ComScore also state that visitors to Findaproperty stayed on the site for 20 minutes, five times more than their rival site.

All these statistics, all this good news, has DPG got it all right? No wrong moves? Well, in some ways yes, says Mark Milner, “I wish we had developed our new business tools three years ago – Market View is just so useful for agents; we didn’t launch it sooner because we wanted to get as many agents involved as possible, to find out every single thing that they craved, data wise, and that takes time, but I wish we had done it sooner!”

Richard ShamsiHe also wishes that they had done a better job of convincing agents to understand the multi branding strategy, as they can be unsure of why their properties are on three sites, “In spite of all our efforts, they still think one or another will close!” he says. “We used to be seen mainly as a transactional partner, just providing a listing service, and that was it. Now, with our new business services.

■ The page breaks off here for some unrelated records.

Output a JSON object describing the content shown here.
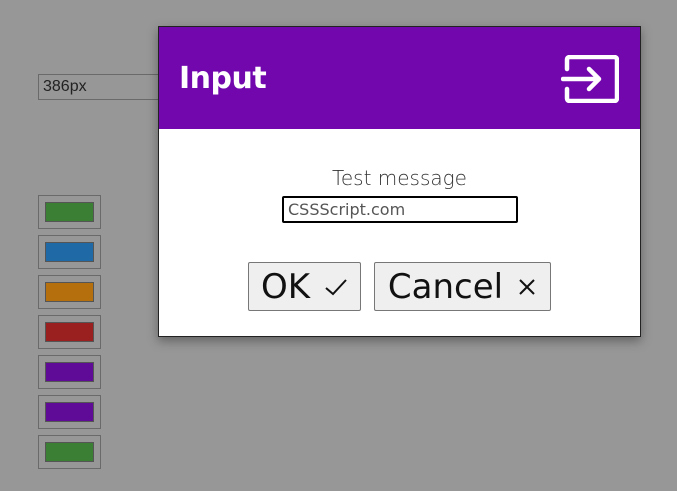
{
  "background": {
    "width_field_value": "386px",
    "color_buttons": [
      {
        "name": "green",
        "color": "#3a7f34"
      },
      {
        "name": "blue",
        "color": "#1f6aa6"
      },
      {
        "name": "orange",
        "color": "#b5700d"
      },
      {
        "name": "red",
        "color": "#9a1f1f"
      },
      {
        "name": "purple",
        "color": "#600a98"
      },
      {
        "name": "purple",
        "color": "#600a98"
      },
      {
        "name": "green",
        "color": "#3a7f34"
      }
    ]
  },
  "dialog": {
    "title": "Input",
    "header_color": "#7207ae",
    "header_icon": "sign-in-icon",
    "message": "Test message",
    "input_value": "CSSScript.com",
    "buttons": {
      "ok_label": "OK",
      "ok_icon": "check-icon",
      "cancel_label": "Cancel",
      "cancel_icon": "close-icon"
    }
  }
}
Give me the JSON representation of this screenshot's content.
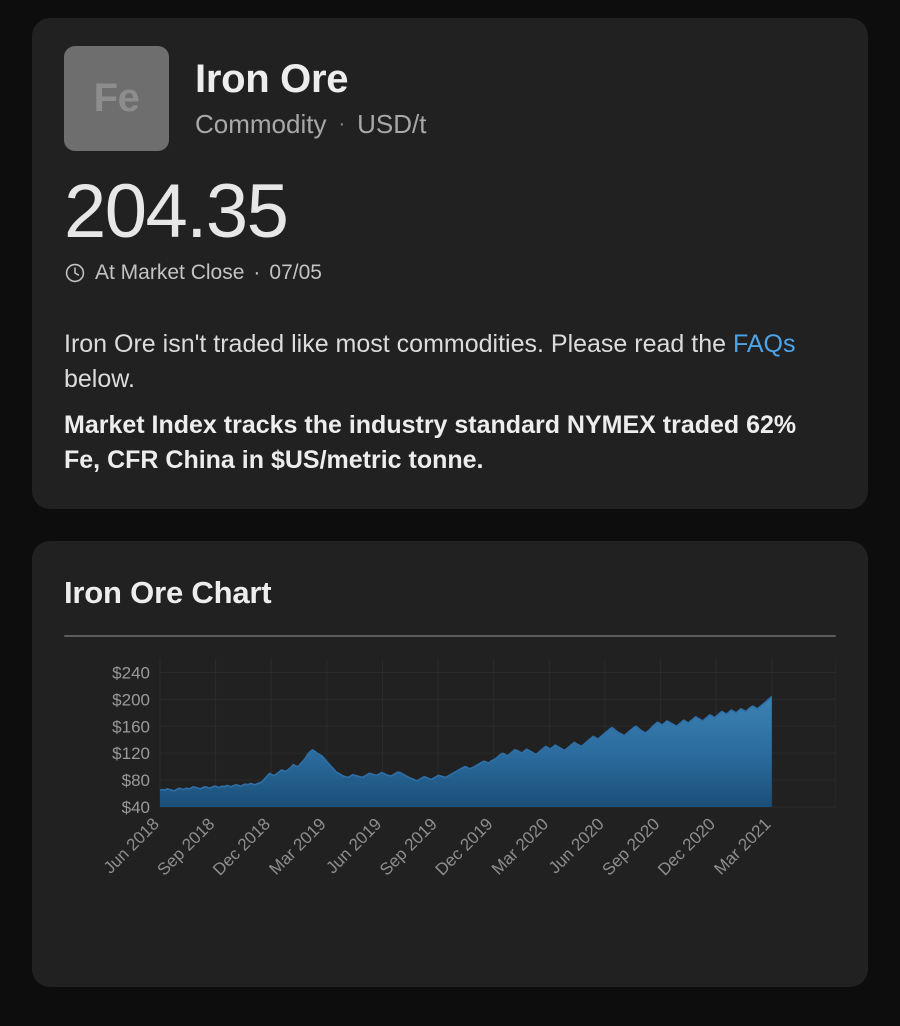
{
  "theme": {
    "page_bg": "#0d0d0d",
    "card_bg": "#212121",
    "text": "#e8e8e8",
    "muted": "#a8a8a8",
    "link": "#4da3e8",
    "divider": "#5d5d5d",
    "tile_bg": "#6e6e6e",
    "tile_text": "#8d8d8d",
    "series_line": "#2f6fa8",
    "series_fill_top": "#3d82b4",
    "series_fill_bottom": "#1a4f77",
    "gridline": "#2b2b2b"
  },
  "header": {
    "symbol_tile": "Fe",
    "title": "Iron Ore",
    "category": "Commodity",
    "separator": "·",
    "unit": "USD/t",
    "price": "204.35",
    "status_icon": "clock-icon",
    "status_text": "At Market Close",
    "status_separator": "·",
    "status_date": "07/05",
    "description_part1": "Iron Ore isn't traded like most commodities. Please read the ",
    "description_link": "FAQs",
    "description_part2": " below.",
    "description_bold": "Market Index tracks the industry standard NYMEX traded 62% Fe, CFR China in $US/metric tonne."
  },
  "chart_card": {
    "title": "Iron Ore Chart"
  },
  "chart_data": {
    "type": "area",
    "title": "Iron Ore Chart",
    "xlabel": "",
    "ylabel": "",
    "ylim": [
      40,
      260
    ],
    "ytick_labels": [
      "$240",
      "$200",
      "$160",
      "$120",
      "$80",
      "$40"
    ],
    "ytick_values": [
      240,
      200,
      160,
      120,
      80,
      40
    ],
    "xtick_labels": [
      "Jun 2018",
      "Sep 2018",
      "Dec 2018",
      "Mar 2019",
      "Jun 2019",
      "Sep 2019",
      "Dec 2019",
      "Mar 2020",
      "Jun 2020",
      "Sep 2020",
      "Dec 2020",
      "Mar 2021"
    ],
    "xtick_rotation_deg": -45,
    "grid": true,
    "legend": "none",
    "series": [
      {
        "name": "Iron Ore",
        "unit": "USD/t",
        "values": [
          65,
          66,
          65,
          67,
          66,
          65,
          64,
          66,
          68,
          67,
          66,
          68,
          67,
          68,
          70,
          69,
          68,
          67,
          69,
          70,
          69,
          68,
          70,
          71,
          70,
          69,
          71,
          70,
          72,
          71,
          70,
          72,
          73,
          72,
          71,
          73,
          74,
          73,
          75,
          74,
          73,
          75,
          76,
          78,
          82,
          86,
          90,
          88,
          87,
          89,
          92,
          95,
          94,
          93,
          96,
          99,
          103,
          101,
          100,
          104,
          108,
          112,
          118,
          122,
          125,
          123,
          120,
          118,
          116,
          112,
          108,
          104,
          100,
          96,
          92,
          90,
          88,
          86,
          85,
          84,
          86,
          88,
          87,
          86,
          85,
          84,
          86,
          88,
          90,
          89,
          88,
          87,
          89,
          91,
          90,
          88,
          87,
          86,
          88,
          90,
          92,
          91,
          89,
          87,
          85,
          83,
          82,
          80,
          79,
          81,
          83,
          85,
          84,
          82,
          81,
          83,
          85,
          87,
          86,
          85,
          84,
          86,
          88,
          90,
          92,
          94,
          96,
          98,
          100,
          99,
          97,
          98,
          100,
          102,
          104,
          106,
          108,
          107,
          105,
          108,
          110,
          112,
          115,
          118,
          120,
          118,
          116,
          119,
          122,
          125,
          124,
          122,
          120,
          123,
          126,
          124,
          122,
          120,
          118,
          121,
          124,
          127,
          130,
          128,
          126,
          129,
          132,
          130,
          128,
          126,
          124,
          127,
          130,
          133,
          136,
          134,
          132,
          130,
          133,
          136,
          139,
          142,
          145,
          143,
          141,
          144,
          147,
          150,
          153,
          156,
          158,
          155,
          152,
          150,
          148,
          146,
          149,
          152,
          155,
          158,
          160,
          157,
          154,
          152,
          150,
          153,
          156,
          160,
          163,
          166,
          164,
          162,
          165,
          168,
          166,
          164,
          162,
          160,
          163,
          166,
          169,
          167,
          165,
          168,
          171,
          174,
          172,
          170,
          168,
          171,
          174,
          177,
          175,
          173,
          176,
          179,
          182,
          180,
          178,
          181,
          184,
          182,
          180,
          183,
          186,
          184,
          182,
          185,
          188,
          190,
          188,
          186,
          189,
          192,
          195,
          198,
          201,
          204.35
        ]
      }
    ],
    "first_value": 65,
    "last_value": 204.35,
    "min_value": 64,
    "max_value": 204.35
  }
}
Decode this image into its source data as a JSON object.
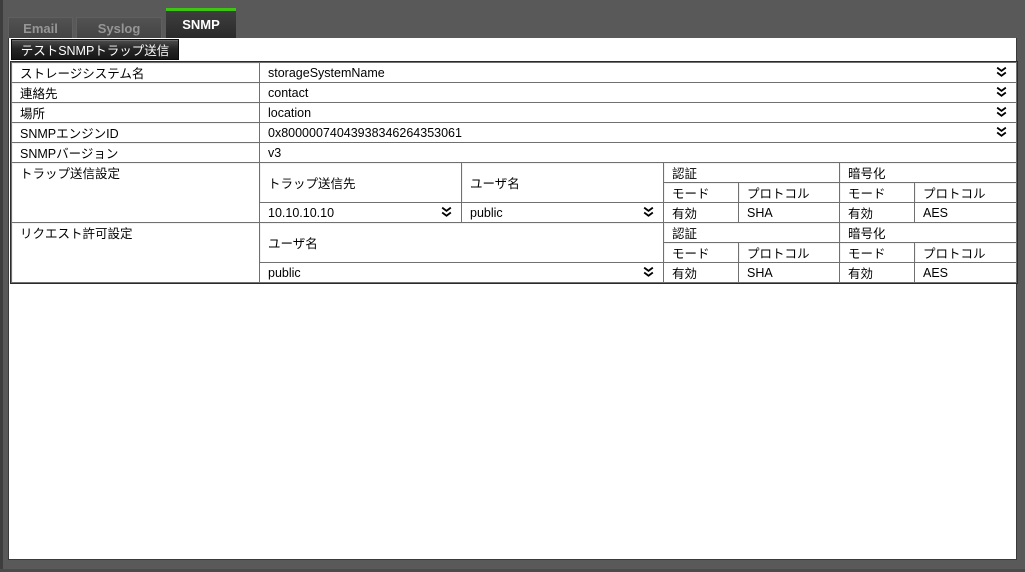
{
  "tabs": [
    {
      "label": "Email",
      "active": false
    },
    {
      "label": "Syslog",
      "active": false
    },
    {
      "label": "SNMP",
      "active": true
    }
  ],
  "toolbar": {
    "test_button_label": "テストSNMPトラップ送信"
  },
  "info_rows": [
    {
      "label": "ストレージシステム名",
      "value": "storageSystemName"
    },
    {
      "label": "連絡先",
      "value": "contact"
    },
    {
      "label": "場所",
      "value": "location"
    },
    {
      "label": "SNMPエンジンID",
      "value": "0x80000074043938346264353061"
    },
    {
      "label": "SNMPバージョン",
      "value": "v3"
    }
  ],
  "trap_section": {
    "label": "トラップ送信設定",
    "headers": {
      "destination": "トラップ送信先",
      "user": "ユーザ名",
      "auth": "認証",
      "encryption": "暗号化",
      "auth_mode": "モード",
      "auth_protocol": "プロトコル",
      "enc_mode": "モード",
      "enc_protocol": "プロトコル"
    },
    "row": {
      "destination": "10.10.10.10",
      "user": "public",
      "auth_mode": "有効",
      "auth_protocol": "SHA",
      "enc_mode": "有効",
      "enc_protocol": "AES"
    }
  },
  "request_section": {
    "label": "リクエスト許可設定",
    "headers": {
      "user": "ユーザ名",
      "auth": "認証",
      "encryption": "暗号化",
      "auth_mode": "モード",
      "auth_protocol": "プロトコル",
      "enc_mode": "モード",
      "enc_protocol": "プロトコル"
    },
    "row": {
      "user": "public",
      "auth_mode": "有効",
      "auth_protocol": "SHA",
      "enc_mode": "有効",
      "enc_protocol": "AES"
    }
  },
  "colors": {
    "active_tab_accent": "#3fc414",
    "frame_gray": "#595959",
    "header_cell_gray": "#d5d5d5"
  }
}
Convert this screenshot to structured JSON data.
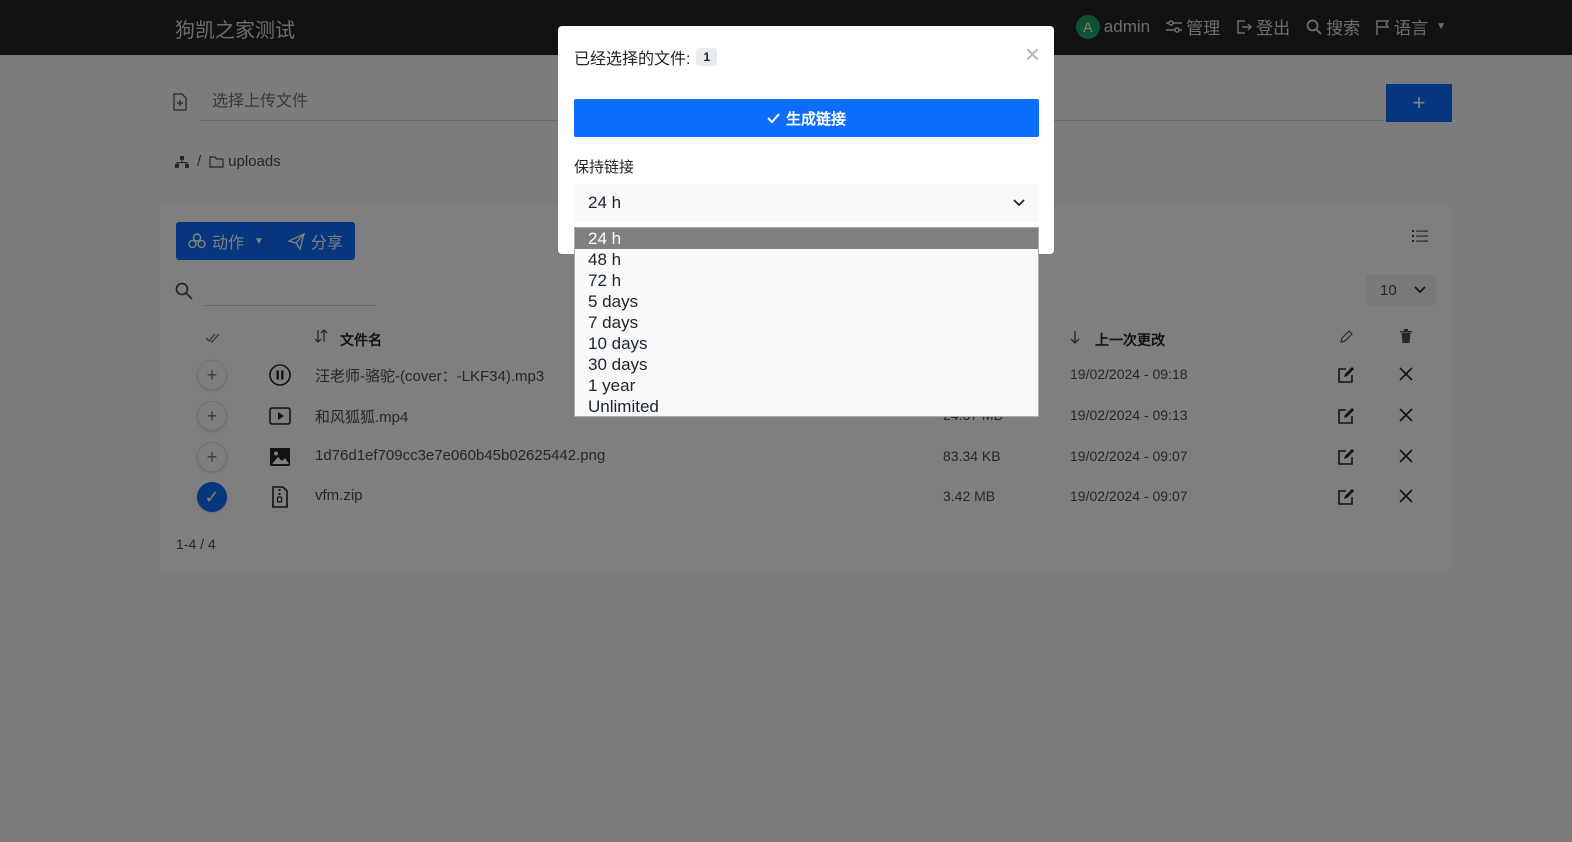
{
  "app": {
    "title": "狗凯之家测试"
  },
  "nav": {
    "avatar_letter": "A",
    "user": "admin",
    "manage": "管理",
    "logout": "登出",
    "search": "搜索",
    "language": "语言"
  },
  "upload": {
    "placeholder": "选择上传文件",
    "button": "+"
  },
  "breadcrumb": {
    "separator": "/",
    "folder": "uploads"
  },
  "toolbar": {
    "actions": "动作",
    "share": "分享"
  },
  "perpage": {
    "value": "10"
  },
  "table": {
    "col_name": "文件名",
    "col_modified": "上一次更改",
    "rows": [
      {
        "name": "汪老师-骆驼-(cover：-LKF34).mp3",
        "size": "",
        "date": "19/02/2024 - 09:18",
        "selected": false,
        "type": "audio"
      },
      {
        "name": "和风狐狐.mp4",
        "size": "24.37 MB",
        "date": "19/02/2024 - 09:13",
        "selected": false,
        "type": "video"
      },
      {
        "name": "1d76d1ef709cc3e7e060b45b02625442.png",
        "size": "83.34 KB",
        "date": "19/02/2024 - 09:07",
        "selected": false,
        "type": "image"
      },
      {
        "name": "vfm.zip",
        "size": "3.42 MB",
        "date": "19/02/2024 - 09:07",
        "selected": true,
        "type": "archive"
      }
    ],
    "footer": "1-4 / 4"
  },
  "modal": {
    "title": "已经选择的文件:",
    "count": "1",
    "close": "×",
    "generate": "生成链接",
    "keep_label": "保持链接",
    "selected": "24 h",
    "options": [
      "24 h",
      "48 h",
      "72 h",
      "5 days",
      "7 days",
      "10 days",
      "30 days",
      "1 year",
      "Unlimited"
    ]
  },
  "colors": {
    "primary": "#0d6efd",
    "navbar": "#212529",
    "avatar": "#26a269"
  }
}
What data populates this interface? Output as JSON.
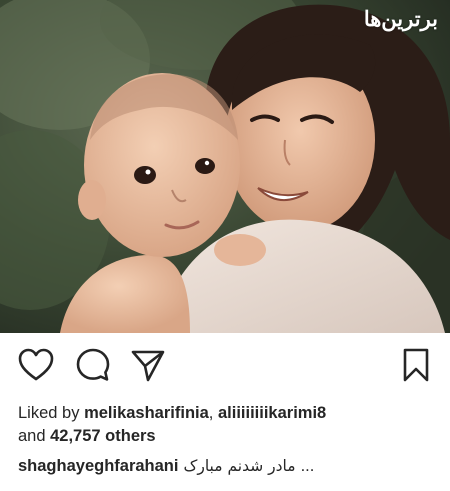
{
  "post": {
    "watermark": "برترین‌ها",
    "photo_description_icon": "photo-icon",
    "actions": {
      "like_icon": "heart-icon",
      "comment_icon": "comment-icon",
      "share_icon": "paper-plane-icon",
      "save_icon": "bookmark-icon"
    },
    "likes": {
      "prefix": "Liked by",
      "user1": "melikasharifinia",
      "separator": ",",
      "user2": "aliiiiiiiikarimi8",
      "and": "and",
      "count": "42,757 others"
    },
    "caption": {
      "username": "shaghayeghfarahani",
      "text": "مادر شدنم مبارک",
      "more": "..."
    },
    "colors": {
      "text": "#262626",
      "background": "#ffffff"
    }
  }
}
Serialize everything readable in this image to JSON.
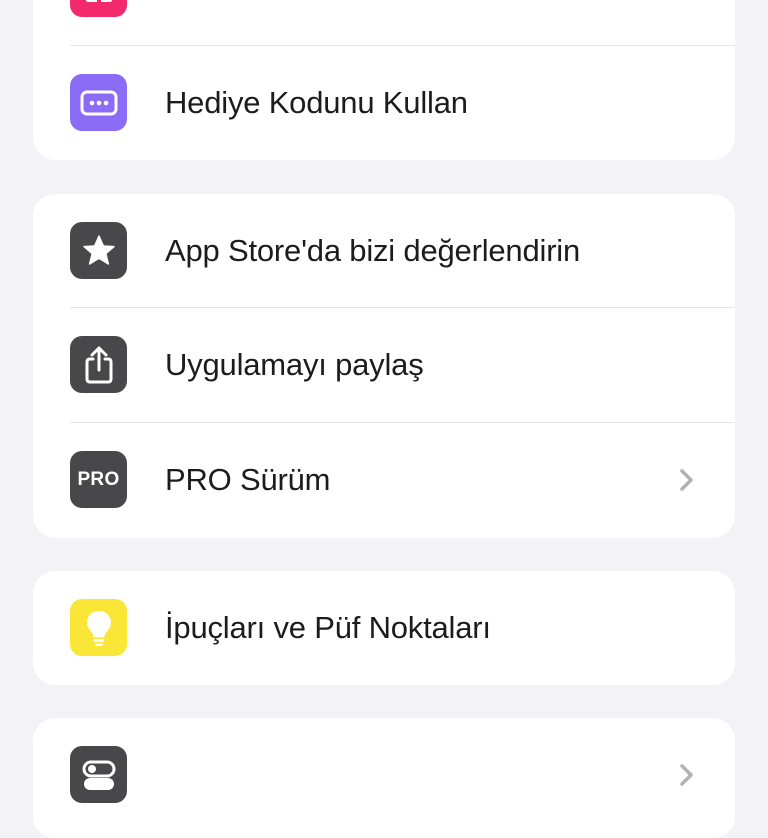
{
  "groups": [
    {
      "id": "gifts",
      "items": [
        {
          "label": "",
          "icon": "gift-icon",
          "icon_bg": "#f3296e",
          "chevron": false
        },
        {
          "label": "Hediye Kodunu Kullan",
          "icon": "ellipsis-card-icon",
          "icon_bg": "#8b6cf6",
          "chevron": false
        }
      ]
    },
    {
      "id": "app",
      "items": [
        {
          "label": "App Store'da bizi değerlendirin",
          "icon": "star-icon",
          "icon_bg": "#48484a",
          "chevron": false
        },
        {
          "label": "Uygulamayı paylaş",
          "icon": "share-icon",
          "icon_bg": "#48484a",
          "chevron": false
        },
        {
          "label": "PRO Sürüm",
          "icon": "pro-badge-icon",
          "icon_text": "PRO",
          "icon_bg": "#48484a",
          "chevron": true
        }
      ]
    },
    {
      "id": "tips",
      "items": [
        {
          "label": "İpuçları ve Püf Noktaları",
          "icon": "lightbulb-icon",
          "icon_bg": "#f9e636",
          "chevron": false
        }
      ]
    },
    {
      "id": "general",
      "items": [
        {
          "label": "",
          "icon": "toggle-icon",
          "icon_bg": "#48484a",
          "chevron": true
        }
      ]
    }
  ],
  "colors": {
    "background": "#f2f2f7",
    "card": "#ffffff",
    "separator": "#e3e3e8",
    "chevron": "#b0b0b6"
  }
}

Market View, Insight and Mobile, we are becoming more of a business partner – the portal is one element but the assistance that these three services provides is incredible.”

Where do you see portals in the future? “We see great development in the new homes market, our special portal section is attracting the big developers now, so in time the smaller ones will come onboard”, says Richard Shamsi, and the market is obviously very close to our core market.”

“The future will see more change in the portal market, of course it will,” says Mark, “while we and Rightmove are both making a huge investment in developing our businesses to be more than ‘just a portal’ others may not share our long view.”

And what about the phrase that estate agents hate ‘For Sale By Owner’? Will your portals ever go direct to sellers? “We have spent time building our services to agents and our relationships with them. We have a clear business model, commitment and a strategy that sets us firmly with agents listing properties and working with them on other services, it is a partnership. To go direct to those wanting to sell their own house would be entirely contradictory.”